Título: POTÊNCIA, MAS SEM INFLUÊNCIA
Autor: Rubens Barbosa
Fonte: O Globo, 08/02/2005, Opinião, p. 6

O National Intelligence Council (NIC), órgão de pesquisa e de formulação estratégica da CIA, deu recentemente publicidade a dois interessantes trabalhos sobre as tendências globais e os cenários para o mundo em 2020.

No documento "Tendências Globais 2015", o NIC selecionou alguns fatores que determinarão a conformação do mundo até 2020: demografia, recursos naturais e meio ambiente, ciência e tecnologia, economia global e globalização, governança nacional e internacional, futuros conflitos e o papel das Nações Unidas.

O outro trabalho "Panorama Global em 2020", de certa forma, complementa o primeiro estudo e mostra como a ordem internacional está passando por profundas transformações e como em 2020 o mundo será marcadamente diferente do de 2004.

As transformações que ocorrerem serão influenciadas pela globalização e suas contradições, pelas modificações no panorama geopolítico com o aparecimento de novas potências, pelos novos desafios à governança e por um sentido mais difundido de insegurança.

As principais conclusões do trabalho, no tocante às transformações do panorama geopolítico com a emergência de novas potências, são bastante reveladoras e colocam o Brasil em uma posição de relevo.

* Os EUA continuarão a ser em 2020 a nação mais poderosa do mundo, embora cedendo gradualmente parcelas de poder, que será menor do que o detido hoje. Apesar das crescentes dificuldades econômicas internas e de segurança externa nos EUA, o mundo unipolar liderado por Washington continuará a existir nos próximos 15 anos.

* A Ásia será a região mais dinâmica nas primeiras duas décadas do século XXI. China e Índia emergirão como os novos atores globais no campo político e econômico, como resultado da combinação do elevado e sustentado crescimento econômico, da expansão da capacidade militar, da promoção ativa de tecnologia de ponta e da grande população. A China ultrapassará a todos em termos de gasto com a defesa, perdendo apenas para os EUA, e deverá transformar-se numa potência militar de primeira classe.

* A Europa, com uma dramática redução populacional, deverá perder posição relativa e se distanciar das duas novas potências emergentes, embora não se possa descontar a possibilidade de uma Europa mais forte e unida e de um Japão mais ativo internacionalmente.

* O Brasil, a África do Sul, a Indonésia e a Rússia poderão emergir como importantes potências econômicas, mas não terão a mesma influência política global da China e da Índia e, por isso, terão um impacto geopolítico mais limitado e dificilmente terão condições de se transformar em motores de crescimento econômico nas respectivas regiões.
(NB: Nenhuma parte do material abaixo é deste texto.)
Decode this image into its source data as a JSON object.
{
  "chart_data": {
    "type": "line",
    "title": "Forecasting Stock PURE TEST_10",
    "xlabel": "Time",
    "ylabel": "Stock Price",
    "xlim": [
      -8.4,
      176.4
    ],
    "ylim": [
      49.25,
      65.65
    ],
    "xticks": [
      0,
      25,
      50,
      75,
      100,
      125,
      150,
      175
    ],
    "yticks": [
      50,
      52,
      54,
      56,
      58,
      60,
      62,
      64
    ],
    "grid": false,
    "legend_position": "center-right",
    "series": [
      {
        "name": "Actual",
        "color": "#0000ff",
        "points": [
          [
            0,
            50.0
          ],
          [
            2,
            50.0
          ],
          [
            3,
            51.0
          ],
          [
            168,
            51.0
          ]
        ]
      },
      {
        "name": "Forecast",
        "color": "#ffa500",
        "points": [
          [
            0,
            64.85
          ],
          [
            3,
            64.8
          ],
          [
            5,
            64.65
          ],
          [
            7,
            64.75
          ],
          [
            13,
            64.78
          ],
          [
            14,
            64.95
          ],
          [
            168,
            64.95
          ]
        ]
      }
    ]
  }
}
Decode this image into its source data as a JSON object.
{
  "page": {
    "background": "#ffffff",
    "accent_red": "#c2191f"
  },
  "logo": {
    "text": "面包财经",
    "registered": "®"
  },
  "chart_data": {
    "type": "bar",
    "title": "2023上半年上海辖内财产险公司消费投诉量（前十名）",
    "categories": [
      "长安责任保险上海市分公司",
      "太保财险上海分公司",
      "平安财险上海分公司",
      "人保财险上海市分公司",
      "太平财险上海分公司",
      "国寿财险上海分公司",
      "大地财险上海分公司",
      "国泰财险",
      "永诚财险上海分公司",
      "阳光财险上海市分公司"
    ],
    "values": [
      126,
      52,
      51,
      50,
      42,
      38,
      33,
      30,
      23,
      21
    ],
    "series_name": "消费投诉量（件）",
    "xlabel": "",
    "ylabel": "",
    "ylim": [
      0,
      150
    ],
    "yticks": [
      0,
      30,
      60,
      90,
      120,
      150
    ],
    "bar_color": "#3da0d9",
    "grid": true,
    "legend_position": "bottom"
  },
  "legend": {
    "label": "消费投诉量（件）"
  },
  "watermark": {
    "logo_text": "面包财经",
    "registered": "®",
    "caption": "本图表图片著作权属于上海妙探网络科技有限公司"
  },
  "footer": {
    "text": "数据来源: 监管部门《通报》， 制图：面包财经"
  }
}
* O aparecimento desses países poderá reforçar a atuação da China e da Índia e permitir a formação de novos alinhamentos internacionais, como foi o caso do G-20 no contexto da OMC.

O exame desses documentos aponta para uma situação bastante negativa para a America Latina. No sumário introdutório do "Panorama para 2020", a região não é nem mencionada, o que não deixa de significar uma forte indicação da sua desimportância para os rumos da política e da economia mundiais, na percepção da comunidade de tomadores de decisão em Washington.

A perspectiva é a de que a região continuará a perder influência nas questões mundiais e ficará crescentemente marginalizada e distante dos países desenvolvidos.

O Brasil e o Chile aparecem como exceções nesse cenário negativo por suas crescentes vinculações com os pólos dinâmicos da economia mundial, em especial com a Ásia. O Brasil é visto como um Estado-chave, por sua democracia vibrante, economia diversificada, população empreendedora e instituições econômicas sólidas e seu desempenho exercerá uma profunda influência na região.

A perspectiva de o Brasil emergir como uma potência econômica global até 2020 torna urgente a discussão e a definição, a partir da próxima eleição presidencial em 2006, de uma agenda para o futuro e de uma sólida parceria entre governo e setor privado para assegurar a efetiva defesa do interesse nacional em um mundo em mudança.